The BP oil spill disaster in the Gulf is obviously the result of a failure of both technology and regulation. However, the biggest culprit is a catastrophic failure of risk management.
The job of a risk manager is to hope for the best, but be prepared for the worst. That means putting emergency response systems in place to cope with a worst-case scenario.
It's hard to imagine a scenario any worse than the one we are witnessing in the Gulf. An offshore oil rig explodes, killing 11 workers. The rig collapses into the ocean. Oil continues to gush from a deep sea well, threatening the Gulf coast, the Florida Keys and perhaps even the Eastern seaboard.
One makeshift solution after another is implemented, with BP officials offering no guarantees of success--essentially keeping their fingers crossed. The situation remains out of control, and the damage could be substantial--environmentally, economically and even politically.
Where was the risk management department in this mess? Where were the fail-safe systems? Why did it feel as if BP was making up its response as it went along the past few weeks?
Most importantly, how can we make sure something like this never happens again?
Some might simply say that catastrophes like this don't happen very often at all. Indeed, the lack of frequency, combined with the immense severity potential for such exposures is why oil companies generally self-insure such liabilities in the first place. It would just be too expensive to transfer such risks, given the premium an insurer would have to charge to cover a major loss.
But that's just the insurance side of the equation. Since oil companies literally pump money out of the ground, they can always count on their substantial cash flow to bail them out of any major exposure, including this one.
However, the risk management coin has two sides. One is insurance to pay claims and damage control costs, but the other is loss prevention. That's where BP really let everyone down.
BP officials defended the company's risk management preparation in a May 10 "Wall Street Journal" article (http://online.wsj.com/article/SB10001424052748704307804575234621987007784.html), essentially arguing that this scenario goes well beyond "worst case," into the realm of unforseeable.
"You have here an unprecedented event.

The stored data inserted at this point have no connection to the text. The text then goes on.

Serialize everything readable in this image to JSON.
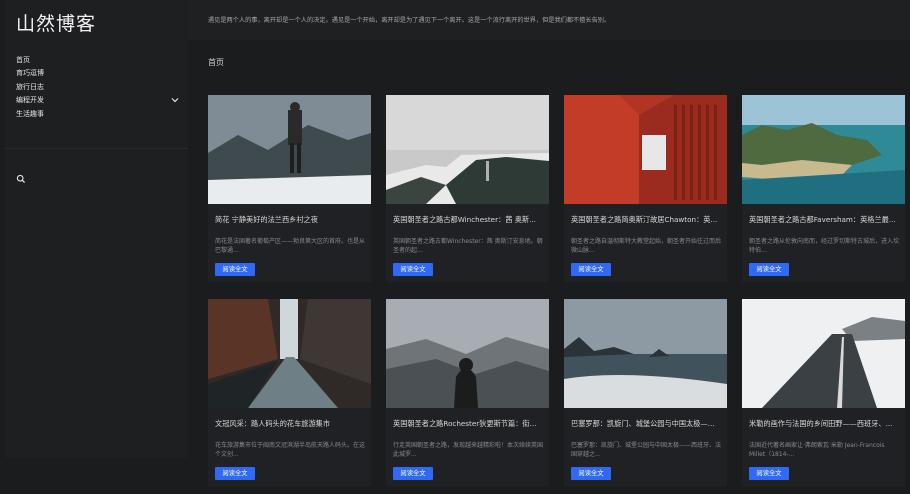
{
  "site": {
    "logo": "山然博客"
  },
  "nav": {
    "items": [
      {
        "label": "首页"
      },
      {
        "label": "育巧逗博"
      },
      {
        "label": "旅行日志"
      },
      {
        "label": "编程开发"
      },
      {
        "label": "生活趣事"
      }
    ]
  },
  "topbar": {
    "announcement": "遇见是两个人的事，离开却是一个人的决定。遇见是一个开始，离开却是为了遇见下一个离开。这是一个流行离开的世界，但是我们都不擅长告别。"
  },
  "main": {
    "heading": "首页"
  },
  "read_more_label": "阅读全文",
  "posts": [
    {
      "title": "简花 宁静美好的法兰西乡村之夜",
      "excerpt": "简花是法国著名葡萄产区——勃良第大区的首府。也是从巴黎通..."
    },
    {
      "title": "英国朝圣者之路古都Winchester：茜 奥斯...",
      "excerpt": "英国朝圣者之路古都Winchester：茜 奥斯汀安息地。朝圣者的起..."
    },
    {
      "title": "英国朝圣者之路简奥斯汀故居Chawton：英...",
      "excerpt": "朝圣者之路自温彻斯特大教堂起始，朝圣者开始往过而后微山脉..."
    },
    {
      "title": "英国朝圣者之路古都Faversham：英格兰最...",
      "excerpt": "朝圣者之路从伦敦向南而，经过罗切斯特古城后，进入坎特伯..."
    },
    {
      "title": "文冠风采：路人码头的花车旅游集市",
      "excerpt": "花车旅游集市位于闽南文冠滨湖半岛航天路人码头。在这个文创..."
    },
    {
      "title": "英国朝圣者之路Rochester狄更斯节篇：街...",
      "excerpt": "行走英国朝圣者之路，发现越来越精彩啦！本次续续英国此城罗..."
    },
    {
      "title": "巴塞罗那：凯旋门、城堡公园与中国太极——...",
      "excerpt": "巴塞罗那：凯旋门、城堡公园与中国太极——西班牙、法国穿越之..."
    },
    {
      "title": "米勒的画作与法国的乡间田野——西班牙、...",
      "excerpt": "法国近代著名画家让·弗朗索瓦·米勒 Jean-Francois Millet（1814-..."
    }
  ],
  "colors": {
    "page_bg": "#1b1c1e",
    "sidebar_bg": "#1e1f21",
    "card_bg": "#202124",
    "accent_button": "#2f69f5"
  }
}
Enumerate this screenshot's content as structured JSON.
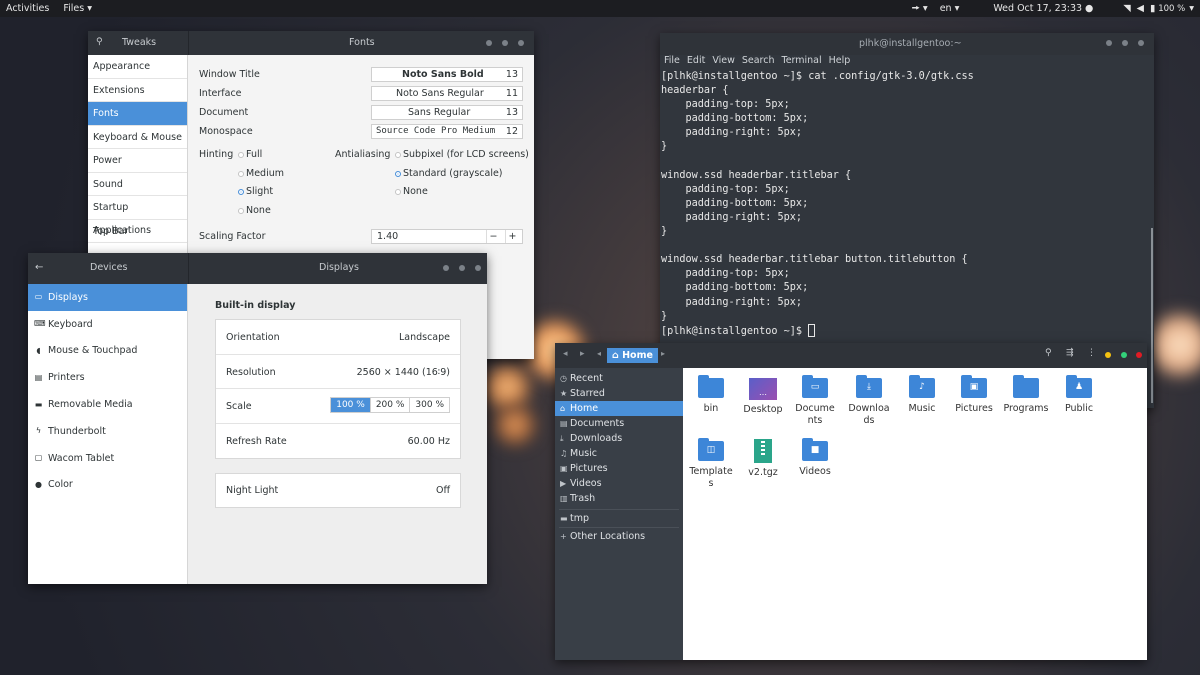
{
  "topbar": {
    "activities": "Activities",
    "app_menu": "Files ▾",
    "input_indicator": "🠚 ▾",
    "lang": "en ▾",
    "clock": "Wed Oct 17, 23:33 ●",
    "battery": "100 %",
    "battery_arrow": "▾"
  },
  "tweaks": {
    "sidebar_title": "Tweaks",
    "title": "Fonts",
    "sidebar": [
      "Appearance",
      "Extensions",
      "Fonts",
      "Keyboard & Mouse",
      "Power",
      "Sound",
      "Startup Applications",
      "Top Bar"
    ],
    "fonts": [
      {
        "label": "Window Title",
        "font": "Noto Sans Bold",
        "size": "13"
      },
      {
        "label": "Interface",
        "font": "Noto Sans Regular",
        "size": "11"
      },
      {
        "label": "Document",
        "font": "Sans Regular",
        "size": "13"
      },
      {
        "label": "Monospace",
        "font": "Source Code Pro Medium",
        "size": "12"
      }
    ],
    "hinting_label": "Hinting",
    "hinting": [
      "Full",
      "Medium",
      "Slight",
      "None"
    ],
    "hinting_selected": "Slight",
    "antialiasing_label": "Antialiasing",
    "antialiasing": [
      "Subpixel (for LCD screens)",
      "Standard (grayscale)",
      "None"
    ],
    "antialiasing_selected": "Standard (grayscale)",
    "scaling_label": "Scaling Factor",
    "scaling_value": "1.40",
    "minus": "−",
    "plus": "+"
  },
  "terminal": {
    "title": "plhk@installgentoo:~",
    "menu": [
      "File",
      "Edit",
      "View",
      "Search",
      "Terminal",
      "Help"
    ],
    "lines": [
      "[plhk@installgentoo ~]$ cat .config/gtk-3.0/gtk.css",
      "headerbar {",
      "    padding-top: 5px;",
      "    padding-bottom: 5px;",
      "    padding-right: 5px;",
      "}",
      "",
      "window.ssd headerbar.titlebar {",
      "    padding-top: 5px;",
      "    padding-bottom: 5px;",
      "    padding-right: 5px;",
      "}",
      "",
      "window.ssd headerbar.titlebar button.titlebutton {",
      "    padding-top: 5px;",
      "    padding-bottom: 5px;",
      "    padding-right: 5px;",
      "}",
      "[plhk@installgentoo ~]$ "
    ]
  },
  "settings": {
    "back": "←",
    "sidebar_title": "Devices",
    "title": "Displays",
    "sidebar": [
      {
        "label": "Displays",
        "icon": "display-icon",
        "glyph": "▭"
      },
      {
        "label": "Keyboard",
        "icon": "keyboard-icon",
        "glyph": "⌨"
      },
      {
        "label": "Mouse & Touchpad",
        "icon": "mouse-icon",
        "glyph": "◖"
      },
      {
        "label": "Printers",
        "icon": "printer-icon",
        "glyph": "▤"
      },
      {
        "label": "Removable Media",
        "icon": "media-icon",
        "glyph": "▬"
      },
      {
        "label": "Thunderbolt",
        "icon": "thunderbolt-icon",
        "glyph": "ϟ"
      },
      {
        "label": "Wacom Tablet",
        "icon": "tablet-icon",
        "glyph": "▢"
      },
      {
        "label": "Color",
        "icon": "color-icon",
        "glyph": "●"
      }
    ],
    "section": "Built-in display",
    "orientation_label": "Orientation",
    "orientation_value": "Landscape",
    "resolution_label": "Resolution",
    "resolution_value": "2560 × 1440 (16∶9)",
    "scale_label": "Scale",
    "scales": [
      "100 %",
      "200 %",
      "300 %"
    ],
    "scale_selected": "100 %",
    "refresh_label": "Refresh Rate",
    "refresh_value": "60.00 Hz",
    "nightlight_label": "Night Light",
    "nightlight_value": "Off"
  },
  "files": {
    "location": "Home",
    "sidebar": [
      {
        "label": "Recent",
        "icon": "clock-icon",
        "glyph": "◷"
      },
      {
        "label": "Starred",
        "icon": "star-icon",
        "glyph": "★"
      },
      {
        "label": "Home",
        "icon": "home-icon",
        "glyph": "⌂"
      },
      {
        "label": "Documents",
        "icon": "documents-icon",
        "glyph": "▤"
      },
      {
        "label": "Downloads",
        "icon": "download-icon",
        "glyph": "⤓"
      },
      {
        "label": "Music",
        "icon": "music-icon",
        "glyph": "♫"
      },
      {
        "label": "Pictures",
        "icon": "pictures-icon",
        "glyph": "▣"
      },
      {
        "label": "Videos",
        "icon": "videos-icon",
        "glyph": "▶"
      },
      {
        "label": "Trash",
        "icon": "trash-icon",
        "glyph": "▥"
      }
    ],
    "tmp": "tmp",
    "other": "Other Locations",
    "items": [
      {
        "label": "bin",
        "glyph": ""
      },
      {
        "label": "Desktop",
        "glyph": "…"
      },
      {
        "label": "Documents",
        "glyph": "▭"
      },
      {
        "label": "Downloads",
        "glyph": "⤓"
      },
      {
        "label": "Music",
        "glyph": "♪"
      },
      {
        "label": "Pictures",
        "glyph": "▣"
      },
      {
        "label": "Programs",
        "glyph": ""
      },
      {
        "label": "Public",
        "glyph": "♟"
      },
      {
        "label": "Templates",
        "glyph": "◫"
      },
      {
        "label": "v2.tgz",
        "glyph": ""
      },
      {
        "label": "Videos",
        "glyph": "■"
      }
    ]
  }
}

Never before have you seen a blowout at such depth and never before has a blowout preventer failed in this way," according to a BP spokesman, Andrew Gowers. "The unthinkable has become thinkable, and the whole industry will be asking searching questions of itself."

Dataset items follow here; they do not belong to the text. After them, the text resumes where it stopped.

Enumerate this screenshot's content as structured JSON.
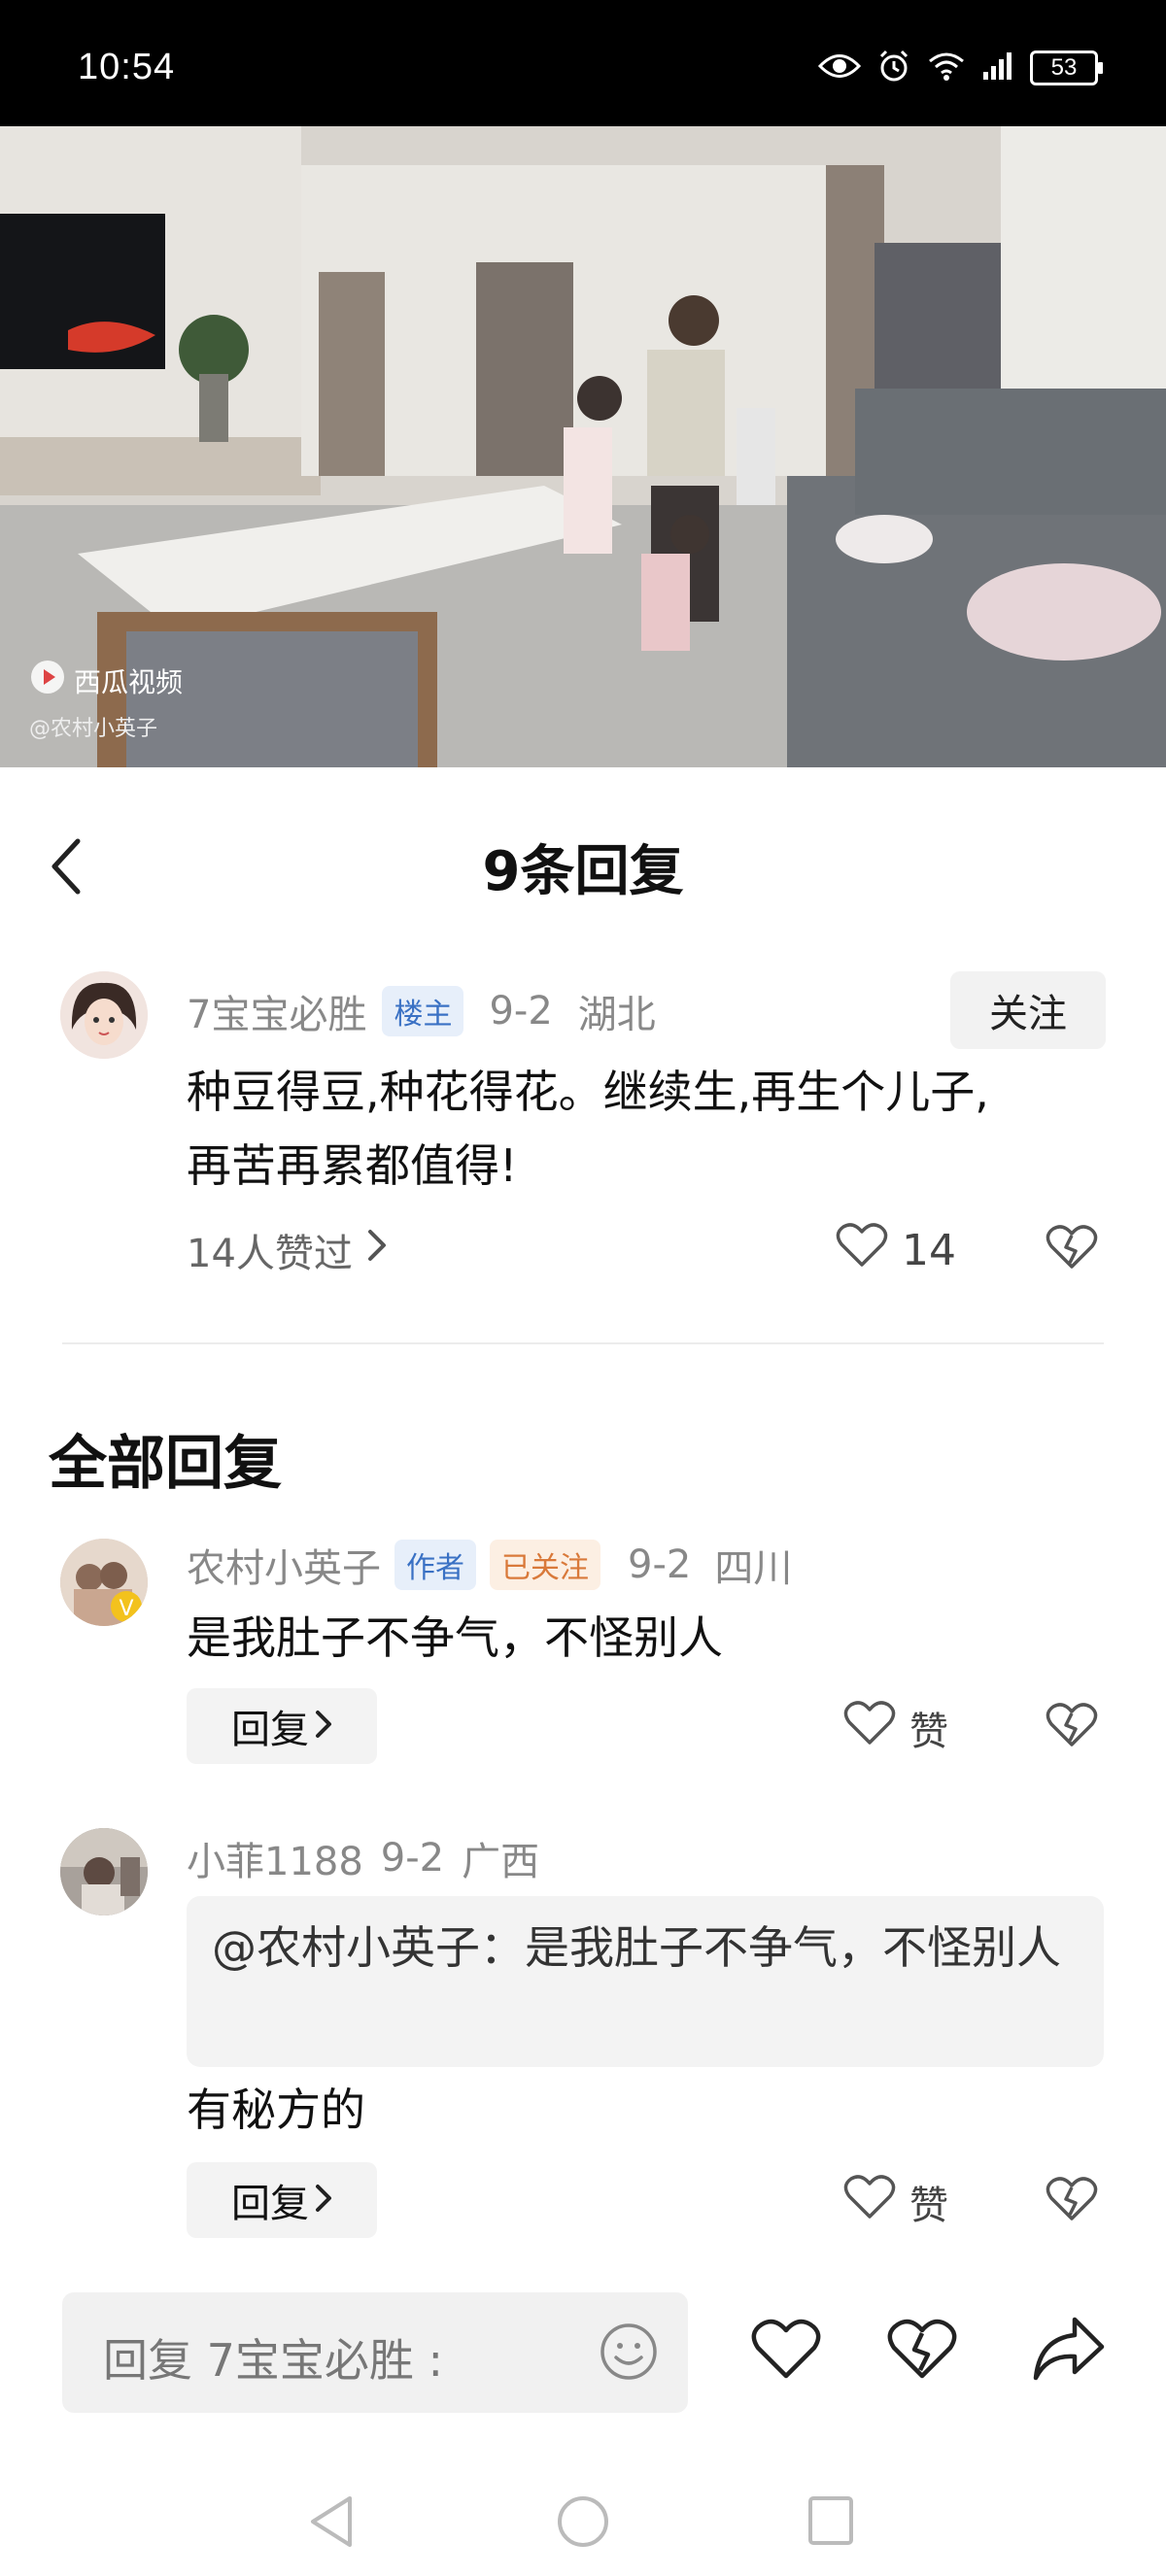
{
  "status_bar": {
    "time": "10:54",
    "battery": "53"
  },
  "video": {
    "watermark": "西瓜视频",
    "handle": "@农村小英子"
  },
  "header": {
    "title": "9条回复"
  },
  "main_comment": {
    "username": "7宝宝必胜",
    "badge": "楼主",
    "date": "9-2",
    "location": "湖北",
    "follow_label": "关注",
    "text_line1": "种豆得豆,种花得花。继续生,再生个儿子,",
    "text_line2": "再苦再累都值得!",
    "likes_summary": "14人赞过",
    "like_count": "14"
  },
  "section": {
    "title": "全部回复"
  },
  "replies": [
    {
      "username": "农村小英子",
      "badge_author": "作者",
      "badge_followed": "已关注",
      "date": "9-2",
      "location": "四川",
      "text": "是我肚子不争气，不怪别人",
      "reply_label": "回复",
      "like_label": "赞"
    },
    {
      "username": "小菲1188",
      "date": "9-2",
      "location": "广西",
      "quote": "@农村小英子：是我肚子不争气，不怪别人",
      "text": "有秘方的",
      "reply_label": "回复",
      "like_label": "赞"
    }
  ],
  "input": {
    "placeholder": "回复 7宝宝必胜 :"
  },
  "colors": {
    "blue_badge": "#3a71c4",
    "orange_badge": "#d9793a",
    "sheet_bg": "#ffffff",
    "status_bg": "#000000"
  }
}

However, the Journal went on to report that "BP's plan, as submitted to the Mineral Management Service, placed exceedingly low probabilities on oil reaching land in the event of a major spill. Even in the case of the worst spill, BP said, there was only a 3 percent chance that oil would come ashore after a month in any part of the Gulf other than Plaquemines, La., which juts into the Gulf south of New Orleans."
This is a stretch. Could it be that just like the company figured it didn't need to transfer the risk due to the unliklihood of such an event, it also held off on potentially expensive risk management measures because it was so unlikely, in BP's view, that this scenario could take place?
I am not throwing risk managers under the bus here. It's quite possible the BP risk manager wanted a more reliable loss prevention system in place, but was overruled by cost considerations, or less risk-averse senior executives. Getting to the bottom of how BP handled risk management internally is a job for federal investigators to uncover.
In the meantime, we're obviously not going to rid our country of its oil addiction anytime soon. Nuclear power, even if it is enthusiastically accepted (and that is far from certain), will take years to make a significant impact. Wind power is minuscule compared to our energy requirements. And it's unlikely Americans will accept the kinds of behavior-altering tax regimes to lower our consumption to any significant degree.
That means we're going to need to keep drilling for oil--often in environmentally dicey places. President Barack Obama recognized that with his statement prior to the BP fiasco that he was open to more off-shore drilling.
But it's clear that if we're going to keep sticking straws into the Earth deep under the ocean to suck out more oil, we need to be better prepared to react if something--especially the worst possible thing--happens. There needs to be more vigilant, arm's length regulation to make sure oil companies are better prepared, and that starts with more accountable risk management, of the enterprise-wide variety.
If we're going to play with fire, we had better be prepared to put out the flames before they consume us all.